Aqui entra o trabalho paleontológico do jurista. Ele precisa dissecar, analisar, conhecer o que existe, seja algo novo ou que persiste, tal como está. E, nisso, ele não pode perder o contato com o sonho nem com o que foi efetivamente feito. Mas ele deve saber que a estrutura não explica o que é fundamental: manter a coerência com as ideias iniciais. Isso é importante. É preciso saber quais eram elas, como estão a ser respeitadas e como precisam ser abandonadas. Contudo, onde não encontrar respostas, ele será tentado a fazê-lo.

Por isso, há um papel normogenético nos sonhos iniciais. E aqui, reside a tentação de interpretar o mundo à sua maneira: quando o jurista não percebe que está a impor aos outros a sua própria versão de como era quando o prédio não existia…

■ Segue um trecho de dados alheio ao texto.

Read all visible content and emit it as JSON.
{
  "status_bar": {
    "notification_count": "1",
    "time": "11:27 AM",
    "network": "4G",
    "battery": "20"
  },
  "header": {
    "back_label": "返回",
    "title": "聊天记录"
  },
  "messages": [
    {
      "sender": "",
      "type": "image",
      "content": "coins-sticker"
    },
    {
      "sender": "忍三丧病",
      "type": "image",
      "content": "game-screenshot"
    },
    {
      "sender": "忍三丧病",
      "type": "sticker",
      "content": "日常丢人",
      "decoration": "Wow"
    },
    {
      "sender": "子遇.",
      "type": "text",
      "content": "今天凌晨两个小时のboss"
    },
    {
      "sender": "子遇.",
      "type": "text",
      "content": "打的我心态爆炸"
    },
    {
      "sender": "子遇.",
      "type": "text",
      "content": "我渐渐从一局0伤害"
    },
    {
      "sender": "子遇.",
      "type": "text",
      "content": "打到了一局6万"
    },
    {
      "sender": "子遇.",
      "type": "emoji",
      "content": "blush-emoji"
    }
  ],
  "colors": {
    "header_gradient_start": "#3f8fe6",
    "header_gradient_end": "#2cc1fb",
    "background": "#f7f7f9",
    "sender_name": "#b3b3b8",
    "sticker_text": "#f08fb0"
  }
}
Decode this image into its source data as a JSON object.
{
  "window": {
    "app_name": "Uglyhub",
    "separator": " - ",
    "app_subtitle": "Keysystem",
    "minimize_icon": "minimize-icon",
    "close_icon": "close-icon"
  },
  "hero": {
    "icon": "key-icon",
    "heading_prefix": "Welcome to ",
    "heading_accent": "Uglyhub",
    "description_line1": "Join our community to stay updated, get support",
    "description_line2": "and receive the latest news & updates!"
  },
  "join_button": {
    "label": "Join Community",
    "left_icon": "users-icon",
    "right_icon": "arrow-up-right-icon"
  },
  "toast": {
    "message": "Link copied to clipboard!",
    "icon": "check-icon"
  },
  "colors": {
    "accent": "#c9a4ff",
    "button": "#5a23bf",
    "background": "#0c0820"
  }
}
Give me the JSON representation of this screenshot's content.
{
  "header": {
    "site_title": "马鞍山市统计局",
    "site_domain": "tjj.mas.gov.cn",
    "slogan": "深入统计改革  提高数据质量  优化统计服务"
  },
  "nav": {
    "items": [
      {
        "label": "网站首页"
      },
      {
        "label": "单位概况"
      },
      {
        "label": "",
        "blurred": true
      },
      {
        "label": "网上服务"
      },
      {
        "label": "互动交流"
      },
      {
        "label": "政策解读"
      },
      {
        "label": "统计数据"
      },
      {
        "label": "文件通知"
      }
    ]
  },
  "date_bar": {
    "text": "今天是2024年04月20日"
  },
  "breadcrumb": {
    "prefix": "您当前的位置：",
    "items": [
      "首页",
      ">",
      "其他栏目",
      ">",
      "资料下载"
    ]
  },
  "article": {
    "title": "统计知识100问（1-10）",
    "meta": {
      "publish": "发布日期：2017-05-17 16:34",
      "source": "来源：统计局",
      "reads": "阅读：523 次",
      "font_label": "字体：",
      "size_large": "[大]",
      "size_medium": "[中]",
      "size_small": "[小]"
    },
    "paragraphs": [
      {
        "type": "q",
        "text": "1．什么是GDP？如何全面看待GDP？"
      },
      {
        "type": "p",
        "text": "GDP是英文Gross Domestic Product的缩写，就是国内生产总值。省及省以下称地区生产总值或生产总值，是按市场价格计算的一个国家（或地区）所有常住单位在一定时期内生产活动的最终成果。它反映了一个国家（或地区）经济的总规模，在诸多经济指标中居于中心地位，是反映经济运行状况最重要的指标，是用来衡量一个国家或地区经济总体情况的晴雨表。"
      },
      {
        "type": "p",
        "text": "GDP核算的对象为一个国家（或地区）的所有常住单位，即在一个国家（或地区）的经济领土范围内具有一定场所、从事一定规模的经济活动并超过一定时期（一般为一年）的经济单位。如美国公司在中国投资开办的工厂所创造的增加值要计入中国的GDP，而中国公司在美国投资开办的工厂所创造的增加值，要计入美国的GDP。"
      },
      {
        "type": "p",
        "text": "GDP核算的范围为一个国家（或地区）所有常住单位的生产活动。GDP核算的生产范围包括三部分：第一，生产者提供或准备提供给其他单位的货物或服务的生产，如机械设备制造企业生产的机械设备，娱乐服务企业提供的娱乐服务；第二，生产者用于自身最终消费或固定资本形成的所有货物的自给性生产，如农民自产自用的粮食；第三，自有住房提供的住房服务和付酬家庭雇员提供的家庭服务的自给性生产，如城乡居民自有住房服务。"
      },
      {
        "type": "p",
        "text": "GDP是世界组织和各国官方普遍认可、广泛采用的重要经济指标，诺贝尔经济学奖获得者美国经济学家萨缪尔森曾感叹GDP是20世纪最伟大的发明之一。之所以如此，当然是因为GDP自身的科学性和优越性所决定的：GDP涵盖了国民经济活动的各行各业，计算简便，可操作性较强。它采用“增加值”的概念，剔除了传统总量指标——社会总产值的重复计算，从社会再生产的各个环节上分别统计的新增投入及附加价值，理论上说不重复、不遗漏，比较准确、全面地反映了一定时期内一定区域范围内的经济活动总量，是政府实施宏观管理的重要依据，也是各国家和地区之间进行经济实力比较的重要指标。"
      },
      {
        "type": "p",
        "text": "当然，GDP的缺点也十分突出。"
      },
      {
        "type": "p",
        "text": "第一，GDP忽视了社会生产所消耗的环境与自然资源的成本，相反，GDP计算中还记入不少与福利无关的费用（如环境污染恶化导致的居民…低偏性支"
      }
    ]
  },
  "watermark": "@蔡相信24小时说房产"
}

O que não se pode é ignorar que, mesmo que não se saiba, há algo que foi pensado lá atrás e que levou as coisas a serem como são. E que inocentemente pisamos o chão de um mundo que respeita essa construção. Isso é forte e não pode ser mudado sem conhecer o que lhe subjaz.

Aqui não estamos falando de dicotomias, de regras e princípios, de artifícios retóricos criados para explicar o que não se conseguiu enxergar. Mas de que o Direito contempla uma dimensão humana integral mais rica e que não pode ser ignorada.

Portanto, nada de ficar preso às estruturas rígidas do início, nem de imaginar inventivamente como elas eram. No todo, há um sonho que fala por si, há uma voz democrática e real que merece ser ouvida. O Direito é o estudo de um carro alegórico que sai para o desfile, é o prédio que se enche de gente com portas certas para entrar e para sair e que é mais significativo pela vida que observa do que pelas fotografias que dela foram feitas. Uma delas existe sem a outra.